Jesus at the Movies: A Review

In her book, Jesus of Hollywood, Adele Reinhartz claimed that Jesus films often tell us more about the socio-cultural locations of their filmmakers than they do about the character whose story they purport to tell.  W. Barnes Tatum, in his equally fascinating book on Jesus films, Jesus at the Movies:  A Guide to the First Hundred Years, would perhaps agree.  At least his in-depth research reveals such a reality.

In his book, Tatum discusses the significant Jesus films of the first one hundred years or so of cinema, form Sidney Olcott’s From the Manger to the Cross (1912) to Mel Gibson’s The Passion of the Christ (2004).  Of course, Tatum cannot discuss all Jesus films ever made because many have unfortunately been lost due to lack of preservation while others, those made for educational or evangelistic purposes, do not merit sufficient social capital to warrant his attention.

From the beginning, Tatum distinguishes between Jesus-story films (those that narrate Jesus’ life) and Christ-figure films (those with characters, events, etc. that recall the story of Jesus).  Though a couple of the films that Tatum discusses do contain elements of the Christ-figure film, they are all, primarily, Jesus-story films.  He does devote a concluding section to Christ-figure films to further clarify the difference.

Within Jesus-story films, Tatum notes two narrative trajectories, what he terms “harmony” and “alternative.”  Films of the former seek to draw material from all four of the gospels to construct their cinematic representations of Jesus.  These include Olcott’s film, Cecil B. DeMille’s The King of Kings (1927), and Franco Zeffirelli’s Jesus of Nazareth (1977).  Films that take an alternative approach tell the Jesus story in more imaginative or selective ways, either through comedy (Life of Brian (1979)), the use of one gospel (Pier Paolo Pasolini’s The Gospel According to St. Matthew (1966)), or by drawing from literature (Martin Scorsese’s The Last Temptaiton of Christ (1988) based on Nikos Kazantzakis’ novel of the same name).  Filmmakers are forced to choose one of these two directions (and then make a myriad of choices from casting to setting to decoration that both necessitate) because of four problems of Jesus in film:  artistic, literary, historical, and theological.

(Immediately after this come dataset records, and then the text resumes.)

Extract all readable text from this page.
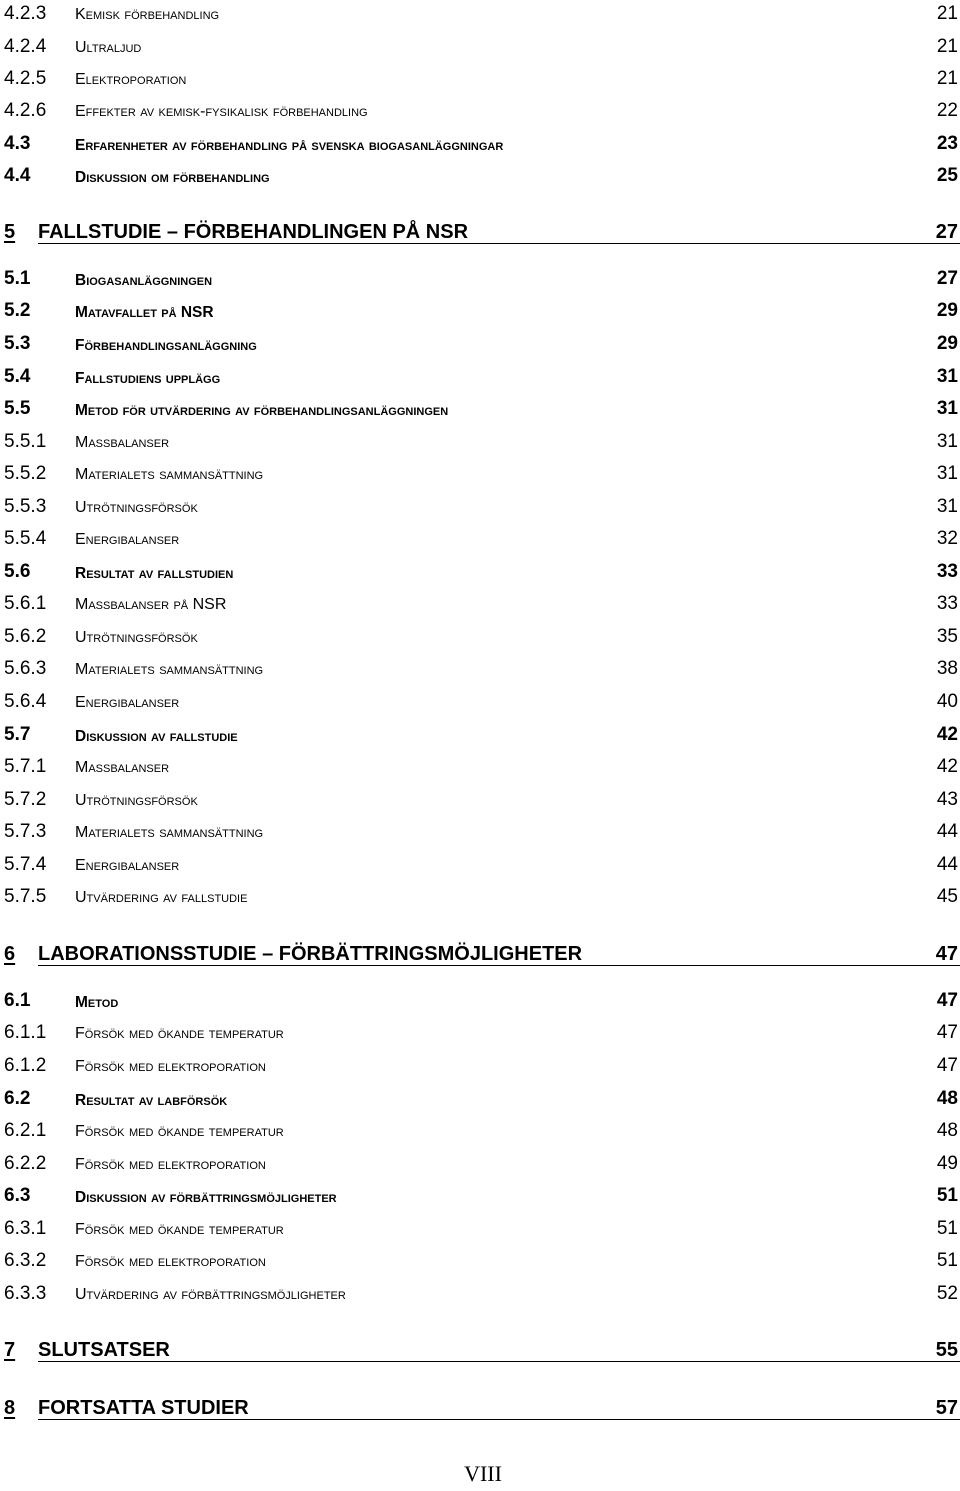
4.2.3 Kemisk förbehandling	21
4.2.4 Ultraljud	21
4.2.5 Elektroporation	21
4.2.6 Effekter av kemisk-fysikalisk förbehandling	22
4.3	Erfarenheter av förbehandling på svenska biogasanläggningar	23
4.4	Diskussion om förbehandling	25
5 FALLSTUDIE – FÖRBEHANDLINGEN PÅ NSR	27
5.1	Biogasanläggningen	27
5.2	Matavfallet på NSR	29
5.3	Förbehandlingsanläggning	29
5.4	Fallstudiens upplägg	31
5.5	Metod för utvärdering av förbehandlingsanläggningen	31
5.5.1 Massbalanser	31
5.5.2 Materialets sammansättning	31
5.5.3 Utrötningsförsök	31
5.5.4 Energibalanser	32
5.6	Resultat av fallstudien	33
5.6.1 Massbalanser på NSR	33
5.6.2 Utrötningsförsök	35
5.6.3 Materialets sammansättning	38
5.6.4 Energibalanser	40
5.7	Diskussion av fallstudie	42
5.7.1 Massbalanser	42
5.7.2 Utrötningsförsök	43
5.7.3 Materialets sammansättning	44
5.7.4 Energibalanser	44
5.7.5 Utvärdering av fallstudie	45
6 LABORATIONSSTUDIE – FÖRBÄTTRINGSMÖJLIGHETER	47
6.1	Metod	47
6.1.1 Försök med ökande temperatur	47
6.1.2 Försök med elektroporation	47
6.2	Resultat av labförsök	48
6.2.1 Försök med ökande temperatur	48
6.2.2 Försök med elektroporation	49
6.3	Diskussion av förbättringsmöjligheter	51
6.3.1 Försök med ökande temperatur	51
6.3.2 Försök med elektroporation	51
6.3.3 Utvärdering av förbättringsmöjligheter	52
7 SLUTSATSER	55
8 FORTSATTA STUDIER	57
VIII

The first problem, the artistic, recognizes that Jesus films are films and must be visually pleasing and reveal a competence of skill.  Secondly, the literary problem recognizes that while the four gospels are confessions of faith, they are poor visual aides.  Moreover, these confessions of faith also differ drastically, particularly between John and the synoptics.  Third, the historical problem arises because of the distinction made between the historical Jesus that lived in first-century Palestine and the Christ of faith.  The ability to or ways in which filmmakers choose to treat the former will necessarily influence the latter.  Finally, the theological problem emerges because the diverse audiences that view these films all have a personal stake in the story.  These films will inevitably conflict with not only a host of Christologies but with beliefs in the infallibility or inerrancy of scripture as well.

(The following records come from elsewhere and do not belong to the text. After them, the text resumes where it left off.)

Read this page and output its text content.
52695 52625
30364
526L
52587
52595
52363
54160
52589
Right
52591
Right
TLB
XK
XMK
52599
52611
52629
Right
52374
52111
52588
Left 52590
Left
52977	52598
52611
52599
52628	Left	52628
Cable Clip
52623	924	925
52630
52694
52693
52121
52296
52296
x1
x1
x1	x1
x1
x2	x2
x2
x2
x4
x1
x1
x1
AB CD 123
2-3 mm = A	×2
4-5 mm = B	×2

After this brief but insightful introduction, Tatum sets out exploring fifteen Jesus films and how their producers responded to, and even influenced later responses to, these problems.  Unlike Reinhartz, Tatum also pays close attention to the changing techniques in the movie industry that influenced the ways in which filmmakers could respond to these problems.  Throughout each analysis, Tatum provides an introduction to the production of the film, a discussion of its plot/structure, the type of Jesus presented, and audience/critical responses to the film.  While each sub-section is fascinating in its own way, his thoughts on the portrayals of Jesus are most attentive and helpful.  From Jesus as Incarnate Word in George Stevens’ The Greatest Story Ever Told (1965) to Jesus as Prophet and Apocalyptist in Denys Arcand’s Jesus of Montreal (1990), these cinematic portrayals of Jesus are as diverse as the sermons about him in churches across the globe.

Jesus at the Movies is a true gift to the field of film and religion because Tatum takes the history of the former so seriously and considers how it responded to and affected religious consciousness.  Film buffs and novices alike will appreciate this text, and religious studies students, or religious folk in general, will certainly be challenged by the cinematic Christologies that Tatum uncovers.